Low IOPS Performance over RDMA - Seeking Advice

90 views
Skip to first unread message

TennisBowling

unread,
Jan 27, 2025, 1:00:01 PMJan 27
to beegfs-user
Hello all,

I am experiencing unexpectedly low IOPS performance with my BeeGFS cluster and would greatly appreciate any insights or troubleshooting advice you can offer.

Problem:

My BeeGFS setup is delivering significantly lower IOPS than I expect, especially compared to the direct performance of the NVMe SSDs I am using.  I am getting around 6,000 read and 6,000 write IOPS when running `fio` with a random read/write 4KB workload at iodepth 32 against my BeeGFS mount (`/mnt/beegfs/fast`).  In contrast, when testing the NVMe SSDs directly on the storage servers using the same `fio` parameters, I achieve around 70,000 read and write IOPS. I lose a tiny bit of this if I mount one drive to another node with NFS over RDMA, but nowhere near the BeeGFS performance loss.


My Setup:

Nodes: Two nodes running Ubuntu Server (latest LTS):
    - `node1` (192.168.10.1): Storage Service, Client
    - `node2` (192.168.10.2): Management Service, Metadata Service, Storage Service, Client
- Network:
    - Mellanox ConnectX-3 (mlx4_0) cards on both machines
    - Running in Ethernet mode (RoCE) - `connUseRDMA = true` in BeeGFS configs
    - Two 40Gbps ports bonded using `bond0` in `balance-rr` mode.
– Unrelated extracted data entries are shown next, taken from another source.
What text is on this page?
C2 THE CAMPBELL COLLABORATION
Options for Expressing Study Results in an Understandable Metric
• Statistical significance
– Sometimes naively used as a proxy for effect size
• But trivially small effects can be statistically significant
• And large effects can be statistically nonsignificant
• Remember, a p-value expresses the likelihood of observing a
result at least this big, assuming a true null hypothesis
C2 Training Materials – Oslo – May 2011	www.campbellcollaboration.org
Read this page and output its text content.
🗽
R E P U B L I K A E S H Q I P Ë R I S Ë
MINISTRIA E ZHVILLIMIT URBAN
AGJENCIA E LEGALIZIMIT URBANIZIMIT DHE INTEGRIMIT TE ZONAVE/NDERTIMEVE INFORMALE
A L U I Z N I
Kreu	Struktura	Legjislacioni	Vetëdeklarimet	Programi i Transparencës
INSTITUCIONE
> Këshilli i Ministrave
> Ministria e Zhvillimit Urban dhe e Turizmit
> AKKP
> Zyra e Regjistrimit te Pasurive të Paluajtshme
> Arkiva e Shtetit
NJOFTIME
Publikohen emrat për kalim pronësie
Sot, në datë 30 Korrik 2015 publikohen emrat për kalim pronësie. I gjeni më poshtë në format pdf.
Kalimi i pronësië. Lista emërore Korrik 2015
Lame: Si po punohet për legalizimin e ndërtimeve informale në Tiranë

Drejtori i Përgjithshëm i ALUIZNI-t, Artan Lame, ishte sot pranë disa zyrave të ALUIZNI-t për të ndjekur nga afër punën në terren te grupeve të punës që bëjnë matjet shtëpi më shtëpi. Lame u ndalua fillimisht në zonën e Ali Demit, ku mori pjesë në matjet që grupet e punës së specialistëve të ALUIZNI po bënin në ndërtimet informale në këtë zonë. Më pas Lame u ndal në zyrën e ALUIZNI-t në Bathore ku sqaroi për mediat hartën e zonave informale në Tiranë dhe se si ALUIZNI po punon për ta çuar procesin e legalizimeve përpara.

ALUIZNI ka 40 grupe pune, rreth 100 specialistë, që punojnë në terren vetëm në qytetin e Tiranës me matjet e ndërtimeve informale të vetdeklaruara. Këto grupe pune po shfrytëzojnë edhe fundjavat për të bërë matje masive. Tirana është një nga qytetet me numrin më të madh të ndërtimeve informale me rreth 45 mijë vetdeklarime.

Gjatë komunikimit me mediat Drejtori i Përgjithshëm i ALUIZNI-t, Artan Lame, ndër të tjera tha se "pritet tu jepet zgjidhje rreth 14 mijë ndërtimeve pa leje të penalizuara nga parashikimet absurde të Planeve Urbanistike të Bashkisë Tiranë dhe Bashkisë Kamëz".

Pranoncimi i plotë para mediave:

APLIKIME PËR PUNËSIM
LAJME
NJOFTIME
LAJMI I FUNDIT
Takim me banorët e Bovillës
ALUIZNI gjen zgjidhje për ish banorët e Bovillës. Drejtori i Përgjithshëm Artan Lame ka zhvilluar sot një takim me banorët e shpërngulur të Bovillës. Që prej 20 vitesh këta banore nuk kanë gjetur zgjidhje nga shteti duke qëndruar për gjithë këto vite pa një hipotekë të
Intended for 80Gbps aggregate, but iperf shows only like 50Gbps, and I'm fine with that.
- Storage:
    - 3 NVME SSD's: 1 on node1, 2 on node2
- BeeGFS Configuration:
    - BeeGFS version: 7.4.5 (installed from official repository)
    - Volume: "fast-pool" using NVMe targets from both servers, mounted at `/mnt/beegfs/fast`
    - Stripe pattern: RAID0, Chunksize 128K (for IOPS testing), currently testing with 3 storage targets from NVMe pool.


- Does the low IOPS performance seem unusual for this type of setup?
- What could be the potential bottlenecks in my configuration?
- Are there any specific BeeGFS tuning parameters or best practices for maximizing IOPS with RDMA and NVMe storage that I should consider?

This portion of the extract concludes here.